O Tribunal de Aveiro condenou a quatro anos e meio de prisão, com pena suspensa, um ex-inspetor da Polícia Judiciária (PJ) por estar envolvido na venda fraudulenta de barras de ouro em conluio com terceiros.

Além do arguido, de 62 anos, que foi inspetor chefe da brigada de crime económico da PJ de Aveiro, o processo envolveu uma mulher amplamente referenciada pelas autoridades pela prática de crimes de burlas, que se encontra em parte incerta, tendo o seu processo sido separado.

O tribunal deu como provado que o arguido, em conjunto com a alegada cúmplice e um indivíduo não identificado, delinearam um plano que consistia em convencer terceiros a investir avultadas quantias na compra de ouro proveniente de uma mina na África do Sul.
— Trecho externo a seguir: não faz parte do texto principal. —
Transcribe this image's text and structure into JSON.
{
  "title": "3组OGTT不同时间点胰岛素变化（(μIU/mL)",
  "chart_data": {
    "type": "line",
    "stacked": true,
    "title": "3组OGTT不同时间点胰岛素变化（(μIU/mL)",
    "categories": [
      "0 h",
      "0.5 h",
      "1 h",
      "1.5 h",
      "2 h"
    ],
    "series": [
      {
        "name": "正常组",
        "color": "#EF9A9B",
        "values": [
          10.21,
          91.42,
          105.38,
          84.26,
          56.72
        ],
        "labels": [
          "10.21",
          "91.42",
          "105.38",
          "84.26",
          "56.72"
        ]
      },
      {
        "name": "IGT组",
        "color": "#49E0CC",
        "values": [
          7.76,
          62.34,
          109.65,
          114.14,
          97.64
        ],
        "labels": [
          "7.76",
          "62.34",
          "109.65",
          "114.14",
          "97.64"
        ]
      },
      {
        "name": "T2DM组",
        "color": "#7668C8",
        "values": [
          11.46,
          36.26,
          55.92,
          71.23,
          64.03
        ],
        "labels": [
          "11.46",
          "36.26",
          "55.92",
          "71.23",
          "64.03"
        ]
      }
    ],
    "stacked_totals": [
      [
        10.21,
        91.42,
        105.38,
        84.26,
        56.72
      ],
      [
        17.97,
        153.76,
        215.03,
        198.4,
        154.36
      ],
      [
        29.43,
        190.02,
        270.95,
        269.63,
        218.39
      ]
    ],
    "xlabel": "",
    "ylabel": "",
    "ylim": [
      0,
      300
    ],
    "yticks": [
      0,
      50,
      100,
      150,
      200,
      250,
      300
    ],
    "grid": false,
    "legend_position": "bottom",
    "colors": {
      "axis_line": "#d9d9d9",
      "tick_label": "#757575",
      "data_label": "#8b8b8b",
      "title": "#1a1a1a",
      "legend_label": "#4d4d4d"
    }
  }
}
No entanto, os arguidos apropriavam-se do dinheiro e as vítimas nunca recebiam qualquer ouro.

Apesar de o arguido ter negado a sua participação na burla, o coletivo de juízes não teve dúvidas quanto ao seu envolvimento no plano delituoso, desde logo porque admitiu ter omitido intencionalmente o nome da sua alegada cúmplice, "por saber que se dissesse o verdadeiro nome o assistente já não queria entrar no negócio", disse a juíza presidente, durante a leitura do acórdão.

O antigo inspetor da PJ foi condenado nas penas de três anos e três anos e meio de prisão, por dois crimes de burla qualificada, em coautoria.

Em cúmulo jurídico, foi-lhe aplicada uma pena única de quatro anos e meio de prisão que o tribunal decidiu suspender com a condição de o arguido pagar ao assistente uma indemnização de 37 mil euros.

Para quem passou a vida a perseguir criminosos, este comportamento é absolutamente reprovável. Isto não se faz a ninguém, muito menos a amigos. Pense bem nisto", disse a juíza presidente, após a leitura do acórdão.

Durante o julgamento, o arguido disse que se limitou a atuar como intermediário, apresentando a proposta de compra de ouro às vítimas, com a promessa de receber uma comissão da acusada, que lhe deveria 1500 euros.

O ex-inspetor da PJ que foi burlado reconheceu que foi "crédulo" na situação, dada a amizade e companheirismo que havia com o arguido, adiantando que o negócio "era apelativo, porque o ouro era comprado a valor bastante inferior ao do mercado".

Os factos ocorreram em 2010, quando o arguido terá convencido um colega da PJ e outro indivíduo a comprar uma barra de ouro fino, com o peso de cinco quilos, por 105 mil euros.

Segundo a acusação do Ministério Público, as vítimas chegaram a deslocar-se a Itália, para reunir com os alegados vendedores do metal precioso, tendo naquela ocasião entregado o dinheiro, sem que tivessem recebido a prometida barra de ouro.

De regresso a Portugal, as vítimas entregaram mais 8.650 euros para desbloquear a situação e acelerar a remessa do ouro, o que nunca chegou a acontecer.